Restaurants, big food producers and Costco boosted sales of the peeled cloves.

The other big booster was the Food Network and cooking segments on popular TV shows that featured actual garlic—not garlic powder.

“Who knew people were going to sit around and watch other people cook?” says Ross.

But they did and it helped push the spice to Americans, who trailed and still trail Europeans and Mexicans in using it.

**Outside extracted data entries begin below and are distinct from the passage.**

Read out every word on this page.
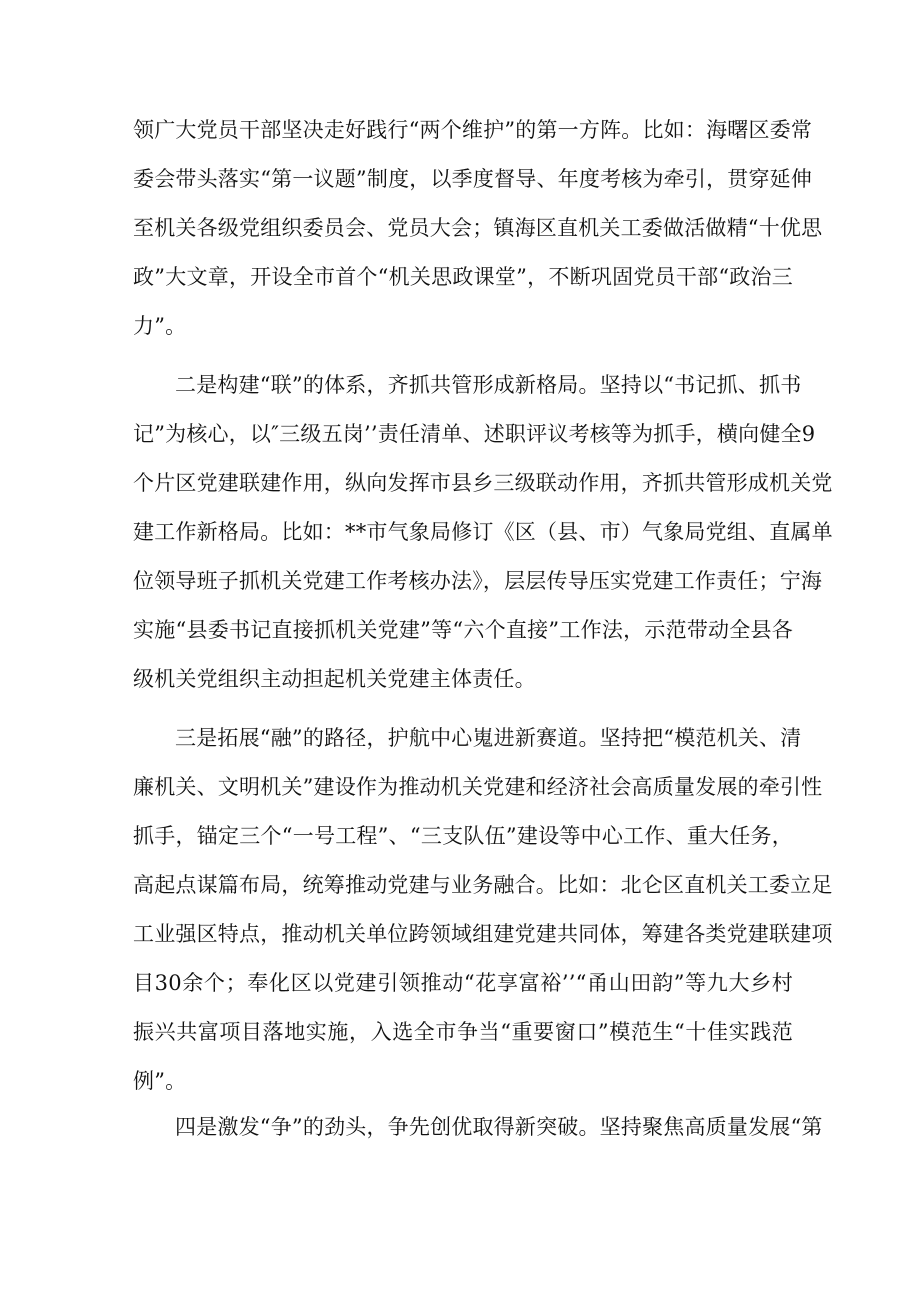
领广大党员干部坚决走好践行“两个维护”的第一方阵。比如：海曙区委常
委会带头落实“第一议题”制度，以季度督导、年度考核为牵引，贯穿延伸
至机关各级党组织委员会、党员大会；镇海区直机关工委做活做精“十优思
政”大文章，开设全市首个“机关思政课堂”，不断巩固党员干部“政治三
力”。
二是构建“联”的体系，齐抓共管形成新格局。坚持以“书记抓、抓书
记”为核心，以″三级五岗’’责任清单、述职评议考核等为抓手，横向健全9
个片区党建联建作用，纵向发挥市县乡三级联动作用，齐抓共管形成机关党
建工作新格局。比如：**市气象局修订《区（县、市）气象局党组、直属单
位领导班子抓机关党建工作考核办法》，层层传导压实党建工作责任；宁海
实施“县委书记直接抓机关党建”等“六个直接”工作法，示范带动全县各
级机关党组织主动担起机关党建主体责任。
三是拓展“融”的路径，护航中心嵬进新赛道。坚持把“模范机关、清
廉机关、文明机关”建设作为推动机关党建和经济社会高质量发展的牵引性
抓手，锚定三个“一号工程”、“三支队伍”建设等中心工作、重大任务，
高起点谋篇布局，统筹推动党建与业务融合。比如：北仑区直机关工委立足
工业强区特点，推动机关单位跨领域组建党建共同体，筹建各类党建联建项
目30余个；奉化区以党建引领推动“花享富裕’’“甬山田韵”等九大乡村
振兴共富项目落地实施，入选全市争当“重要窗口”模范生“十佳实践范
例”。
四是激发“争”的劲头，争先创优取得新突破。坚持聚焦高质量发展“第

“The media pushed the hell out of it,” says Christopher. “There are garlic braids showing up here and there. It’s always shown.”
 

All year round
 Christopher came up with another concept that helped make his company the capital of the garlic capital. While other growers would harvest in July and August and sell out by Christmas—and vacation in Hawaii, says Christopher—he used airtight climate controlled rooms to keep the bulbs in hibernation so they could be processed and sold fresh year round.
 

Not all garlic is American
 Not, hardly. The U.S. is the ninth biggest garlic grower in the world. China is on top and has flooded the U.S. market with cheap product that put a lot of growers out of business. For a while, Christopher fought China and tried to lobby the government to make it stop. Finally, he gave in and used Chinese garlic for some products, but not ones that say ‘Christopher’ on it.
 Today, 50 percent of the garlic in the U.S. comes from China. And 45 percent of U.S. garlic comes from Christopher in Gilroy.
 The Chinese garlic has a bad aftertaste, says Christopher. It looks good with big cloves, but it has more water in it than the U.S. brands and isn’t as tasty. Christopher’s garlic has its origins in heirloom crops from France and Italy. The Chinese cut the roots off the bottom of the bulbs.
Today, to help consumers distinguish, Christopher’s boxes ask customers “Do you know where your garlic is grown?” He says the boxes and his trucks are the company’s biggest marketing tools. That and the festival that’s put Gilroy on the map.